Pemberlakukan pembatasan kegiatan Masyarakat ( PPKM ) ini dilakukan sebagai salah satu langkah untuk memutus mata rantai penyebaran Covid-19 serta tindak lanjut Intruksi Mendagri No 10 tahun 2021 dengan mempertimbangkan kondisi wilayah masing-masing.

Hal ini sebagai langkah antisipasi dengan harapan jumlah yang terkonfirmasi tidak mengalami lonjakan selama bulan suci ramadhan dan pada pelaksanaan hari raya Idul Fitri 1442 H.
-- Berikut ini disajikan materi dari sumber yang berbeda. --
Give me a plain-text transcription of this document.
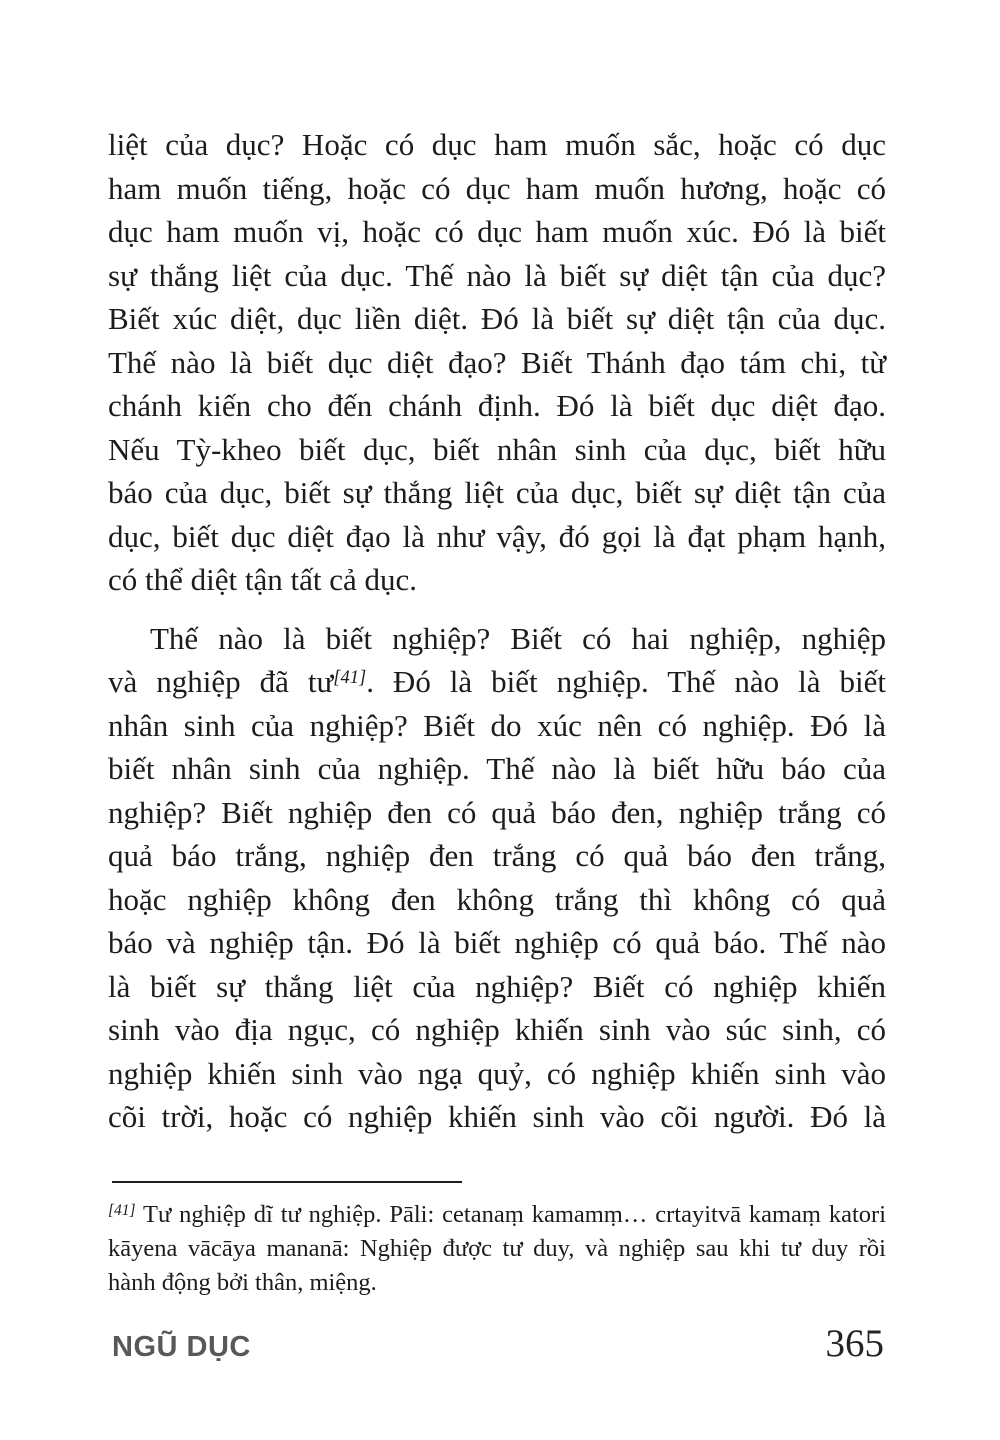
liệt của dục? Hoặc có dục ham muốn sắc, hoặc có dục
ham muốn tiếng, hoặc có dục ham muốn hương, hoặc có
dục ham muốn vị, hoặc có dục ham muốn xúc. Đó là biết
sự thắng liệt của dục. Thế nào là biết sự diệt tận của dục?
Biết xúc diệt, dục liền diệt. Đó là biết sự diệt tận của dục.
Thế nào là biết dục diệt đạo? Biết Thánh đạo tám chi, từ
chánh kiến cho đến chánh định. Đó là biết dục diệt đạo.
Nếu Tỳ-kheo biết dục, biết nhân sinh của dục, biết hữu
báo của dục, biết sự thắng liệt của dục, biết sự diệt tận của
dục, biết dục diệt đạo là như vậy, đó gọi là đạt phạm hạnh,
có thể diệt tận tất cả dục.
Thế nào là biết nghiệp? Biết có hai nghiệp, nghiệp
và nghiệp đã tư[41]. Đó là biết nghiệp. Thế nào là biết
nhân sinh của nghiệp? Biết do xúc nên có nghiệp. Đó là
biết nhân sinh của nghiệp. Thế nào là biết hữu báo của
nghiệp? Biết nghiệp đen có quả báo đen, nghiệp trắng có
quả báo trắng, nghiệp đen trắng có quả báo đen trắng,
hoặc nghiệp không đen không trắng thì không có quả
báo và nghiệp tận. Đó là biết nghiệp có quả báo. Thế nào
là biết sự thắng liệt của nghiệp? Biết có nghiệp khiến
sinh vào địa ngục, có nghiệp khiến sinh vào súc sinh, có
nghiệp khiến sinh vào ngạ quỷ, có nghiệp khiến sinh vào
cõi trời, hoặc có nghiệp khiến sinh vào cõi người. Đó là
[41] Tư nghiệp dĩ tư nghiệp. Pāli: cetanaṃ kamamṃ… crtayitvā kamaṃ katori
kāyena vācāya mananā: Nghiệp được tư duy, và nghiệp sau khi tư duy rồi
hành động bởi thân, miệng.
NGŨ DỤC	365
Besar harapan kegiatan PPKM ini dapat berjalan dengan baik tentunya dengan kerjasama semua pihak yang harus saling mendukung.

Disamping itu kepada warga Kota Padangsidimpuan kiranya harus membiasakan diri untuk mematuhi protokol kesehatan ( menggunakan masker, jaga jarak, sering cuci tangan, tidak berkerumun dan kurangi mobilisasi ).(Saragi).